Last week, after briefly deposed CEO Sam Altman was reinstalled at OpenAI, two reports claimed that a top-secret project at the company had rattled some researchers there with its potential to solve intractable problems in a powerful new way.
“Given vast computing resources, the new model was able to solve certain mathematical problems,” Reuters reported, citing a single unnamed source. “Though only performing math on the level of grade-school students, acing such tests made researchers very optimistic about Q*’s future success.” The Information said that Q* was seen as a breakthrough that would lead to “far more powerful artificial intelligence models,” adding that “the pace of development alarmed some researchers focused on AI safety,” citing a single unnamed source.
Reuters also reported that some researchers sent a letter expressing concerns about Q*’s potential power to the nonprofit board that ejected Altman, although a WIRED source familiar with the board’s thinking says that was not the case. And perhaps in part thanks to its conspiracy-evoking name, speculation about Q* surged over the Thanksgiving weekend, building a fearsome reputation for a project about which we know next to nothing. Altman himself appeared to confirm the existence of the project when asked about Q* in an interview with the Verge yesterday, saying “No particular comment on that unfortunate leak.”
What could Q* be? Combining a close read of the initial reports with consideration of the hottest problems in AI right now suggests it may be related to a project that OpenAI announced in May, claiming powerful new results from a technique called “process supervision.”
The project involved Ilya Sutskever, OpenAI’s chief scientist and cofounder, who helped oust Altman but later recanted—The Information says he led work on Q*. The work from May was focused on reducing the logical slipups made by large language models (LLMs). Process supervision, which involves training an AI model to break down the steps needed to solve a problem, can improve an algorithm’s chances of getting the right answer. The project showed how this could help LLMs, which often make simple errors on elementary math questions, tackle such problems more effectively.
Andrew Ng, a Stanford University professor who led AI labs at both Google and Baidu and who introduced many people to machine learning through his classes on Coursera, says that improving large language models is the next logical step in making them more useful. “LLMs are not that good at math, but neither are humans,” Ng says. “However, if you give me a pen and paper, then I’m much better at multiplication, and I think it’s actually not that hard to fine-tune an LLM with memory to be able to go through the algorithm for multiplication.”
There are other clues to what Q* could be. The name may be an allusion to Q-learning, a form of reinforcement learning that involves an algorithm learning to solve a problem through positive or negative feedback, which has been used to create game-playing bots and to tune ChatGPT to be more helpful. Some have suggested that the name may also be related to the A* search algorithm, widely used to have a program find the optimal path to a goal.
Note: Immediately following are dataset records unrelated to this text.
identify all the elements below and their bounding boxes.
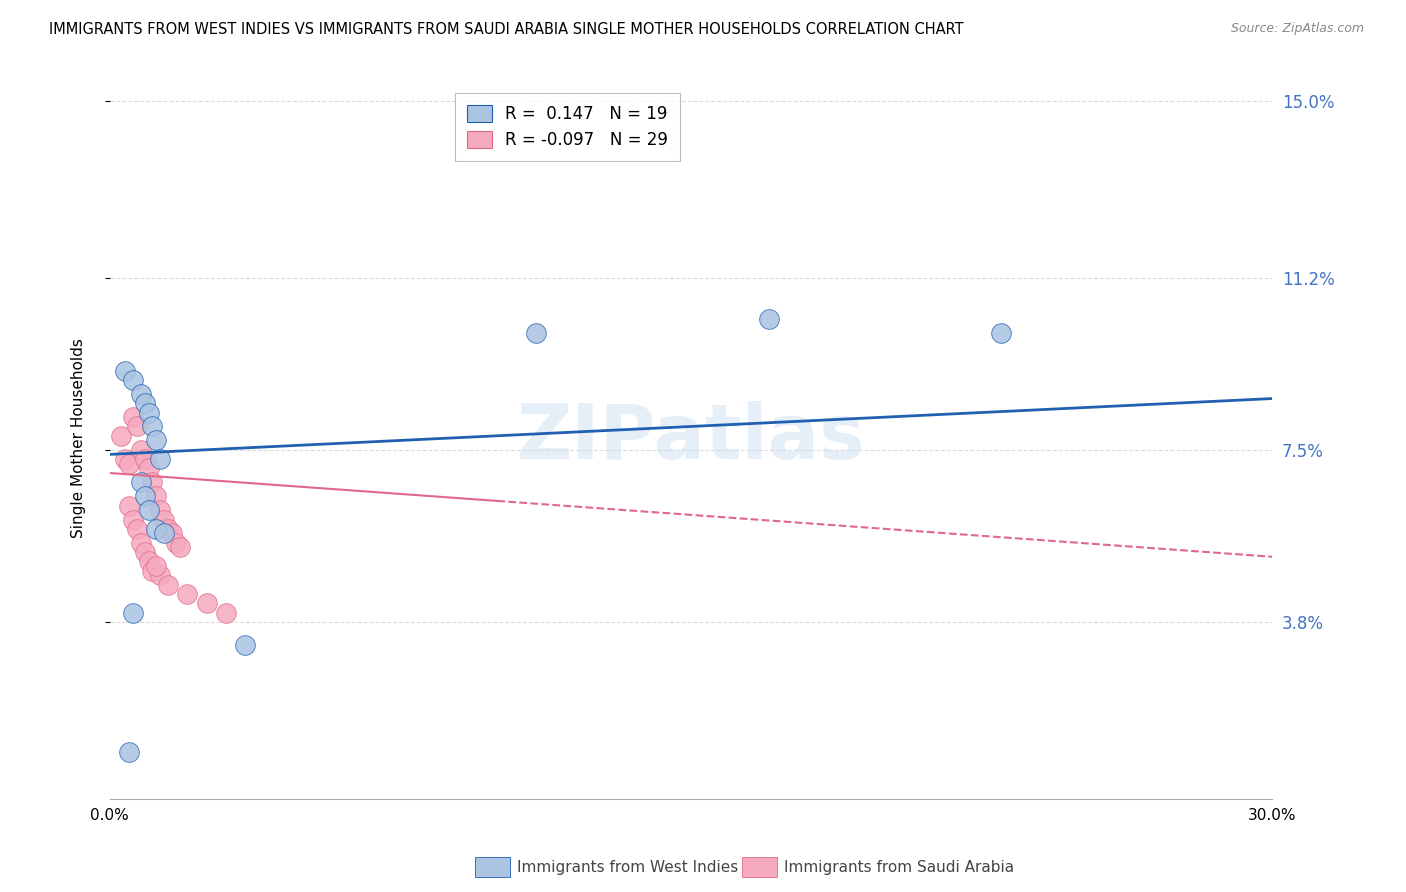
Point bbox=[195, 596, 218, 610]
Point bbox=[141, 419, 163, 434]
Point bbox=[149, 452, 172, 467]
Point bbox=[990, 326, 1012, 341]
Point bbox=[122, 373, 145, 387]
Point bbox=[215, 606, 238, 620]
Point bbox=[122, 512, 145, 526]
Point bbox=[125, 419, 148, 434]
Point bbox=[169, 541, 191, 555]
Point bbox=[129, 536, 152, 550]
Point bbox=[149, 503, 172, 517]
Point bbox=[165, 536, 187, 550]
Point bbox=[156, 522, 179, 536]
Point bbox=[122, 410, 145, 425]
Point bbox=[156, 577, 179, 591]
Legend: R =  0.147   N = 19, R = -0.097   N = 29: R = 0.147 N = 19, R = -0.097 N = 29 bbox=[456, 93, 681, 161]
Point bbox=[110, 429, 132, 443]
Point bbox=[134, 452, 156, 467]
Y-axis label: Single Mother Households: Single Mother Households bbox=[72, 338, 86, 538]
Point bbox=[145, 559, 167, 574]
Point bbox=[141, 564, 163, 578]
Point bbox=[118, 499, 141, 513]
Point bbox=[145, 489, 167, 503]
Point bbox=[122, 606, 145, 620]
Point bbox=[129, 387, 152, 401]
Point bbox=[134, 489, 156, 503]
Point bbox=[153, 512, 176, 526]
Point bbox=[145, 434, 167, 448]
Point bbox=[114, 363, 136, 377]
Point bbox=[118, 457, 141, 471]
Point bbox=[149, 568, 172, 582]
Text: IMMIGRANTS FROM WEST INDIES VS IMMIGRANTS FROM SAUDI ARABIA SINGLE MOTHER HOUSEH: IMMIGRANTS FROM WEST INDIES VS IMMIGRANT… bbox=[49, 22, 965, 37]
Point bbox=[235, 638, 257, 652]
Point bbox=[141, 475, 163, 490]
Point bbox=[153, 526, 176, 541]
Point bbox=[138, 503, 160, 517]
Point bbox=[145, 522, 167, 536]
Point bbox=[138, 405, 160, 419]
Text: Immigrants from Saudi Arabia: Immigrants from Saudi Arabia bbox=[785, 861, 1014, 875]
Point bbox=[134, 396, 156, 410]
Text: Immigrants from West Indies: Immigrants from West Indies bbox=[516, 861, 738, 875]
Point bbox=[114, 452, 136, 467]
Point bbox=[758, 312, 780, 326]
Point bbox=[129, 475, 152, 490]
Point bbox=[524, 326, 547, 341]
Point bbox=[160, 526, 183, 541]
Point bbox=[176, 587, 198, 601]
Point bbox=[138, 554, 160, 568]
Point bbox=[138, 461, 160, 475]
Point bbox=[134, 545, 156, 559]
Point bbox=[129, 442, 152, 457]
Point bbox=[125, 522, 148, 536]
Text: Source: ZipAtlas.com: Source: ZipAtlas.com bbox=[1230, 22, 1364, 36]
Point bbox=[118, 745, 141, 759]
Text: ZIPatlas: ZIPatlas bbox=[517, 401, 865, 475]
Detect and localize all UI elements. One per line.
The Information throws another clue into the mix: “Sutskever’s breakthrough allowed OpenAI to overcome limitations on obtaining enough high-quality data to train new models,” its story says. “The research involved using computer-generated [data], rather than real-world data like text or images pulled from the internet, to train new models.” That appears to be a reference to the idea of training algorithms with so-called synthetic training data, which has emerged as a way to train more powerful AI models.
Subbarao Kambhampati, a professor at Arizona State University who is researching the reasoning limitations of LLMs, thinks that Q* may involve using huge amounts of synthetic data, combined with reinforcement learning, to train LLMs to specific tasks such as simple arithmetic. Kambhampati notes that there is no guarantee that the approach will generalize into something that can figure out how to solve any possible math problem.
For more speculation on what Q* might be, read this post by a machine-learning scientist who pulls together the context and clues in impressive and logical detail. The TLDR version is that Q* could be an effort to use reinforcement learning and a few other techniques to improve a large language model’s ability to solve tasks by reasoning through steps along the way. Although that might make ChatGPT better at math conundrums, it’s unclear whether it would automatically suggest AI systems could evade human control.
That OpenAI would try to use reinforcement learning to improve LLMs seems plausible because many of the company’s early projects, like video-game-playing bots, were centered on the technique. Reinforcement learning was also central to the creation of ChatGPT, because it can be used to make LLMs produce more coherent answers by asking humans to provide feedback as they converse with a chatbot. When WIRED spoke with Demis Hassabis, the CEO of Google DeepMind, earlier this year, he hinted that the company was trying to combine ideas from reinforcement learning with advances seen in large language models.
Rounding up the available clues about Q*, it hardly sounds like a reason to panic. But then, it all depends on your personal P(doom) value—the probability you ascribe to the possibility that AI destroys humankind. Long before ChatGPT, OpenAI’s scientists and leaders were initially so freaked out by the development of GPT-2, a 2019 text generator that now seems laughably puny, that they said it could not be released publicly. Now the company offers free access to much more powerful systems.
OpenAI refused to comment on Q*. Perhaps we will get more details when the company decides it’s time to share more results from its efforts to make ChatGPT not just good at talking but good at reasoning too.